Do you think that things need a name in order to exist in our minds?
This was the question I posed to the senior girls in Assembly last week. Many philosophers would argue that things for which we have no name do not exist as fully in our minds as things that have a name.
‘What’s in a name?’ says Shakespeare’s Juliet
But the fact that she is called Capulet and he is a Montague makes all the difference in the world to this couple, and seals their fate.
‘That which we call a rose, by any other name would smell as sweet’ she adds.
But when planting my garden, I need the word rose. More, I need the name of the rose – the taxonomy of roses, no less.
If you lose the word, then, you lose the world of which it is a part.
Seven years ago, a big thing happened in the naming industry of this country, when OUP published a new Junior Dictionary. To make space for newly-emerging words – analogue, broadband, chatroom – the publishers removed words which they thought had fallen into disuse, including acorn, buttercup and conker.
A furore followed; not because the technology-related words were seen as bad but because many people felt that losing the nature-orientated words would mean that the link between the future generation and the natural world would be lost.

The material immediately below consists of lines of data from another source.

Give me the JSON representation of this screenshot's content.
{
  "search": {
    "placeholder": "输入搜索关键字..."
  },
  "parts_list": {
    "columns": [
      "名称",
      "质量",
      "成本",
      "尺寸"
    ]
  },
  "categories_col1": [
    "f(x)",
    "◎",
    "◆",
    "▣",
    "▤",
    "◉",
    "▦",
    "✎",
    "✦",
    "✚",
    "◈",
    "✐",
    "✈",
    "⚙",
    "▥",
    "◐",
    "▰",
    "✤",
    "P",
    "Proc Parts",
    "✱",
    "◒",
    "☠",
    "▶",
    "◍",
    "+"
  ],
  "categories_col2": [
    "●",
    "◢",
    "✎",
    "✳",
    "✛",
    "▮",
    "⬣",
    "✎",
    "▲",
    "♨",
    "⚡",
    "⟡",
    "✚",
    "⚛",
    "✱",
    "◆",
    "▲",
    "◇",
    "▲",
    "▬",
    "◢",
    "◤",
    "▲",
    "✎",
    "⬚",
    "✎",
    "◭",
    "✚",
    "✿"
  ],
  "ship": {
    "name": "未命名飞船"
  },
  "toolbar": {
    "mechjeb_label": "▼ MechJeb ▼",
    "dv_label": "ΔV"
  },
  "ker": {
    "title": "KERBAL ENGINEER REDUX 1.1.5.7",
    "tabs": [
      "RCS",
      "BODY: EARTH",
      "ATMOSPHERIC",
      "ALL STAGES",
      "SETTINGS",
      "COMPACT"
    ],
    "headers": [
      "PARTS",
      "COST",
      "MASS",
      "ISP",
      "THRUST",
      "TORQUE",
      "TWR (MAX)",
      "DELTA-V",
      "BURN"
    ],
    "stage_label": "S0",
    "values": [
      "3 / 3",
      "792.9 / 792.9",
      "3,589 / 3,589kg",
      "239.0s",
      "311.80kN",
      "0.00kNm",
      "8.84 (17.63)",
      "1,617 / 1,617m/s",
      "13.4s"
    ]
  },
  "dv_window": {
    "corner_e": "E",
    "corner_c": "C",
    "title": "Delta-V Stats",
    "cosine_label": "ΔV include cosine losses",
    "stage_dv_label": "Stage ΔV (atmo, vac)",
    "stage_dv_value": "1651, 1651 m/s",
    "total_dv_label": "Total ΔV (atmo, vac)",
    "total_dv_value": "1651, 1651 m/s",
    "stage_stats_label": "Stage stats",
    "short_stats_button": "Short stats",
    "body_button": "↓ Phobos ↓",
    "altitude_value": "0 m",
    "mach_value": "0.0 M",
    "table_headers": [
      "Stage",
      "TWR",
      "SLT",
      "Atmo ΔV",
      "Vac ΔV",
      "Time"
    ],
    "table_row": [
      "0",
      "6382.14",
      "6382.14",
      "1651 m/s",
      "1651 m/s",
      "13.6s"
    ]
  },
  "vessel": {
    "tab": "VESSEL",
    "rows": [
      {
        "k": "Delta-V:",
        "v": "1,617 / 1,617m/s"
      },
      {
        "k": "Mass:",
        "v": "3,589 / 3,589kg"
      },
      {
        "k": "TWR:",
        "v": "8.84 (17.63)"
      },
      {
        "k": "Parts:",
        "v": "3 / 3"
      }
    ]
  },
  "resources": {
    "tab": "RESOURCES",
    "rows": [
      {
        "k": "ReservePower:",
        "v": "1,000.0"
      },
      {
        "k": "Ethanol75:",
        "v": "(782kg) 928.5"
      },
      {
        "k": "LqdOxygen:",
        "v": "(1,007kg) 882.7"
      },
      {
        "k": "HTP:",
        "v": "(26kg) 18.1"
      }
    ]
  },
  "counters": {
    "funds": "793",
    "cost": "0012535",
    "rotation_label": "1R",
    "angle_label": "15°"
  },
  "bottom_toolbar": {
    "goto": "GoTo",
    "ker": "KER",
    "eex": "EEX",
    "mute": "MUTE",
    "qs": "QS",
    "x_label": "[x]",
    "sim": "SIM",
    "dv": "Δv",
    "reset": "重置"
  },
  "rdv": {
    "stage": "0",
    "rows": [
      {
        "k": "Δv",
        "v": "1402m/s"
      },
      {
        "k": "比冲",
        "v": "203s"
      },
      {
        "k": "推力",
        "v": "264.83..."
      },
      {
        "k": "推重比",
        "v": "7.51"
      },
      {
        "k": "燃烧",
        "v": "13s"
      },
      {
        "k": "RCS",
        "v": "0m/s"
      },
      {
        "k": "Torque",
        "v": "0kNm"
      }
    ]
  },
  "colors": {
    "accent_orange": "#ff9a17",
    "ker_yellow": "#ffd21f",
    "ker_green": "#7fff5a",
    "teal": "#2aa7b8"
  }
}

In fact, many people believe that the link has been lost already and that the natural world has become a lost world to the young. For example, Tanya Byron’s influential report ten years ago concluded that the radius of activity outdoors for children had declined by almost 90% in a generation. The term ‘Nature Deficit Disorder’ – coined by Richard Louv, in 2005 – has now been widely taken up to describe the detrimental effects, on physical and mental health, of children’s disengagement from nature. Louv defines it thus,
‘Nature Deficit Disorder describes the human costs of alienation from nature, among them: diminished use of the senses, attention difficulties, and higher rates of physical and emotional illnesses’
The stats paint a concerning picture – with a third of under-16s being overweight or actually obese and an ‘epidemic of mental illness’ afflicting the young (leading to around 35,000 children in England being prescribed anti-depressants). In response, many organisations and individuals have sought to re-engage children with the Great Outdoors. The National Trust’s ’50 things to do before you are 11 ¾ ’ programme aims to ignite a love of nature in children before they reach the age when it is too late while an illustrated book of poems, entitled ‘The Lost Words,’ has taken the literary world by storm, scooping the Kate Greenaway Award and inspiring a campaign across Scotland to get a copy placed in every primary school nationwide.
Schools are, of course, crucial to the success of this endeavour. At a time when many are struggling to hold onto their green spaces, as a result of funding pressures, and other agendas are vying for attention, we are fortunate at the High School to enjoy superb resources, physical and human, for outdoor learning and can make good on the promise to keep the words and the worlds of nature alive and vivid for our students.
Forest School, led by Mrs Waters, is a brilliant starting point. Much more than an outdoor education programme, it is a fully integrated and structured programme of activities, underpinned by research and risk assessment, and combining elements of bushcraft, skills-building, environmental awareness, character education and personal well-being. Beyond that, in junior school, flower beds and vegetable patches, mud kitchens and bug hotels, sensory beds and sandpits, bird feeders and barometers present endless possibilities for exploration. For the seniors, the tranquil gardens of Cripps Courtyard provide a sunny haven in summer and an arena for snowballing in winter while Derngate Courtyard hosts intriguing biology experiments and offers shady nooks. By the time they are 11 ¾ our girls have enjoyed yearly residentials focused on outdoor learning and have cut their teeth on the Confidence and Challenge Programme amid the splendours of Snowdonia and the Carding Mill Valley.
This week the U4s have been in Cumbria, braving the elements and drinking in the fabulous scenery on Outward Bound. The calendar says summer but the barometer says monsoon. No matter – our motto remains ‘there is no such thing as bad weather, only unsuitable clothing!’ Before the year is through, we shall have seen L5 and U5 through D of E Bronze and Silver expeditions while groups of our most adventurous seniors will have had an encounter with the wonders of Zanzibar, Thailand and Cambodia.
In these, and countless other ways, the High School ethos and experience encourage girls to embrace citizenship of the natural world and to gain fluency in the words of its language. The rewards are rich indeed – and will last a lifetime.